Well, You Don’t Have to Cry About It . . . Or do you?
My family is a bunch of cry babies. My husband sobbed watching “Stewart Little” (the cartoon version) when Stewart ran away from home thinking his family was better off without him. My son sniffled his way through “Bolt” (also a cartoon) when Bolt thought that his owner had replaced him with another dog. My daughter mourned for days after a Disney marathon that shook her reality: we don’t live in a castle, own a horse, or sing while mopping — she is actually NOT a princess.
I tend to bawl over more significant things. Like scrapbooking.
One of my favorite one liners is that “if it’s not really a verb, I probably won’t like it.” I don’t scrapbook, baby shower, Scentsy. And I definitely do not origami.
So imagine my horror when, just months after my husband accepted a job as their youth pastor, I received an invitation from our new church to attend the Ladies Scrapbooking Weekend. It was in January. On the rainy Oregon Coast. In a little house. There would be nothing to do, but scrapbook and crafts. My husband asked me to go, for him, and I did.
On a dreary Saturday morning, I pulled up to the little cottage on the beach, parked my car, and started sobbing. It was one of those deep sobs, too, causing my whole body to shake. For all intents and purposes it was absolutely ridiculous. No words could articulate where the emotion came from. Just this overwhelming sense that what awaited me inside was both unfamiliar and uncomfortable. I could not relate. I could only cry.
I possess a deep compassion for people who cannot palate Creative Memories Conferences and who find no joy in smelling diapers with melted candy bars in them. I struggle to share that same compassion with people who don’t love to run, don’t buy organic apples, don’t think a three-hour spin class sounds like a great idea. It is easy to empathize, sympathize, even coddle those who are like me. My efforts to relate are less concerted, if I do not understand you — don’t think I can relate to you.
As a Christian, I cling to the mind-boggling truth that Jesus was both 100% man and 100% God. I rely on His humanity as access to His deity. The scriptures teach me that because of His humanity, Jesus can relate to me. He faced tests and temptations, experienced pleasure and pain, felt hunger and hurt. He understands. I come to Him with confidence because He gets my weakness. And He, who knows Deity, chooses humanity when I approach Him. He is a compassionate High Priest.
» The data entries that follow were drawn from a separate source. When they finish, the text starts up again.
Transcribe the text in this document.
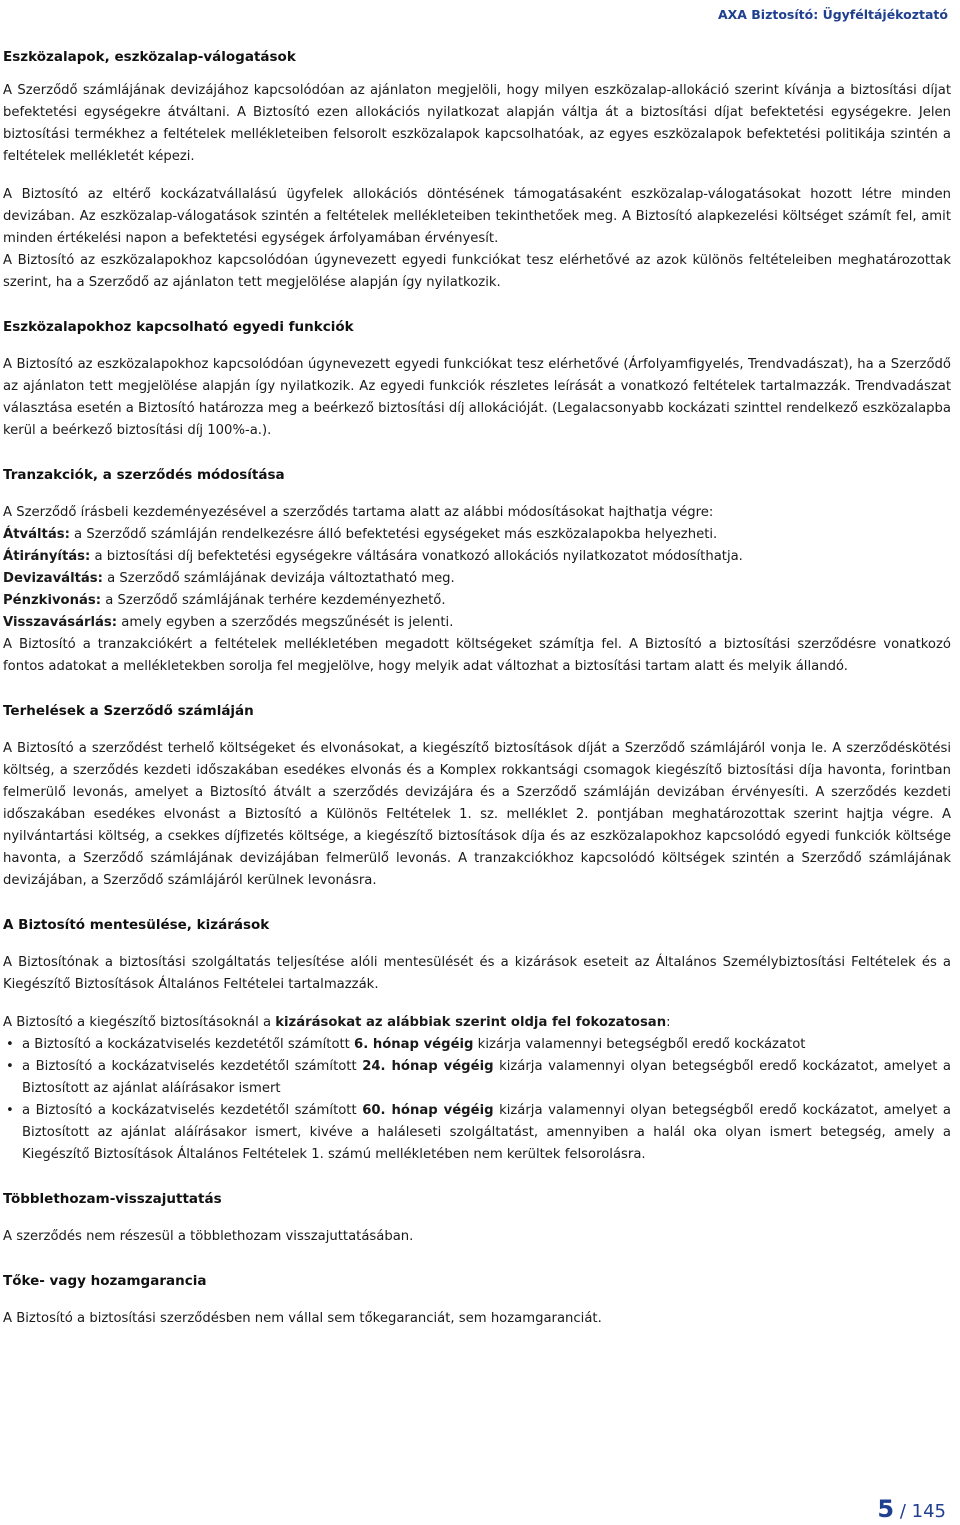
AXA Biztosító: Ügyféltájékoztató
Eszközalapok, eszközalap-válogatások

A Szerződő számlájának devizájához kapcsolódóan az ajánlaton megjelöli, hogy milyen eszközalap-allokáció szerint kívánja a biztosítási díjat befektetési egységekre átváltani. A Biztosító ezen allokációs nyilatkozat alapján váltja át a biztosítási díjat befektetési egységekre. Jelen biztosítási termékhez a feltételek mellékleteiben felsorolt eszközalapok kapcsolhatóak, az egyes eszközalapok befektetési politikája szintén a feltételek mellékletét képezi.

A Biztosító az eltérő kockázatvállalású ügyfelek allokációs döntésének támogatásaként eszközalap-válogatásokat hozott létre minden devizában. Az eszközalap-válogatások szintén a feltételek mellékleteiben tekinthetőek meg. A Biztosító alapkezelési költséget számít fel, amit minden értékelési napon a befektetési egységek árfolyamában érvényesít.

A Biztosító az eszközalapokhoz kapcsolódóan úgynevezett egyedi funkciókat tesz elérhetővé az azok különös feltételeiben meghatározottak szerint, ha a Szerződő az ajánlaton tett megjelölése alapján így nyilatkozik.

Eszközalapokhoz kapcsolható egyedi funkciók

A Biztosító az eszközalapokhoz kapcsolódóan úgynevezett egyedi funkciókat tesz elérhetővé (Árfolyamfigyelés, Trendvadászat), ha a Szerződő az ajánlaton tett megjelölése alapján így nyilatkozik. Az egyedi funkciók részletes leírását a vonatkozó feltételek tartalmazzák. Trendvadászat választása esetén a Biztosító határozza meg a beérkező biztosítási díj allokációját. (Legalacsonyabb kockázati szinttel rendelkező eszközalapba kerül a beérkező biztosítási díj 100%-a.).

Tranzakciók, a szerződés módosítása

A Szerződő írásbeli kezdeményezésével a szerződés tartama alatt az alábbi módosításokat hajthatja végre:

Átváltás: a Szerződő számláján rendelkezésre álló befektetési egységeket más eszközalapokba helyezheti.

Átirányítás: a biztosítási díj befektetési egységekre váltására vonatkozó allokációs nyilatkozatot módosíthatja.

Devizaváltás: a Szerződő számlájának devizája változtatható meg.

Pénzkivonás: a Szerződő számlájának terhére kezdeményezhető.

Visszavásárlás: amely egyben a szerződés megszűnését is jelenti.

A Biztosító a tranzakciókért a feltételek mellékletében megadott költségeket számítja fel. A Biztosító a biztosítási szerződésre vonatkozó fontos adatokat a mellékletekben sorolja fel megjelölve, hogy melyik adat változhat a biztosítási tartam alatt és melyik állandó.

Terhelések a Szerződő számláján

A Biztosító a szerződést terhelő költségeket és elvonásokat, a kiegészítő biztosítások díját a Szerződő számlájáról vonja le. A szerződéskötési költség, a szerződés kezdeti időszakában esedékes elvonás és a Komplex rokkantsági csomagok kiegészítő biztosítási díja havonta, forintban felmerülő levonás, amelyet a Biztosító átvált a szerződés devizájára és a Szerződő számláján devizában érvényesíti. A szerződés kezdeti időszakában esedékes elvonást a Biztosító a Különös Feltételek 1. sz. melléklet 2. pontjában meghatározottak szerint hajtja végre. A nyilvántartási költség, a csekkes díjfizetés költsége, a kiegészítő biztosítások díja és az eszközalapokhoz kapcsolódó egyedi funkciók költsége havonta, a Szerződő számlájának devizájában felmerülő levonás. A tranzakciókhoz kapcsolódó költségek szintén a Szerződő számlájának devizájában, a Szerződő számlájáról kerülnek levonásra.

A Biztosító mentesülése, kizárások

A Biztosítónak a biztosítási szolgáltatás teljesítése alóli mentesülését és a kizárások eseteit az Általános Személybiztosítási Feltételek és a Kiegészítő Biztosítások Általános Feltételei tartalmazzák.

A Biztosító a kiegészítő biztosításoknál a kizárásokat az alábbiak szerint oldja fel fokozatosan:

• a Biztosító a kockázatviselés kezdetétől számított 6. hónap végéig kizárja valamennyi betegségből eredő kockázatot
• a Biztosító a kockázatviselés kezdetétől számított 24. hónap végéig kizárja valamennyi olyan betegségből eredő kockázatot, amelyet a Biztosított az ajánlat aláírásakor ismert
• a Biztosító a kockázatviselés kezdetétől számított 60. hónap végéig kizárja valamennyi olyan betegségből eredő kockázatot, amelyet a Biztosított az ajánlat aláírásakor ismert, kivéve a haláleseti szolgáltatást, amennyiben a halál oka olyan ismert betegség, amely a Kiegészítő Biztosítások Általános Feltételek 1. számú mellékletében nem kerültek felsorolásra.
Többlethozam-visszajuttatás

A szerződés nem részesül a többlethozam visszajuttatásában.

Tőke- vagy hozamgarancia

A Biztosító a biztosítási szerződésben nem vállal sem tőkegaranciát, sem hozamgaranciát.

5 / 145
Yet, I, who have no Deity except Christ in me — I choose judgment more often than mercy. I admire the humanitarian I see in Jesus, and forget that I ought to be that humanitarian. I expect a perfection from those around me, that I myself could never attain. I make our differences greater than the one thing we will always have in common: we are all human. We are flawed by nature, imperfect in practice, in need of understanding.
You may never comprehend why I cry at a scrapbooking party, and I may never understand why you shudder when I invite you for a run. But I understand what it means to struggle and to succeed, to laugh and to mourn, to know distress and to know joy. We can always relate. It begins with knowing our own humanity and experiencing the humanitarian in Christ.
I don’t remember much about that Scrapbook weekend now. I think I actually enjoyed it. I do remember I never scrapbooked, but one of the ladies went for a run with me . . . I hope someday I will be able to say that I did the same for you . . . to say that I went the extra mile. One human being to another.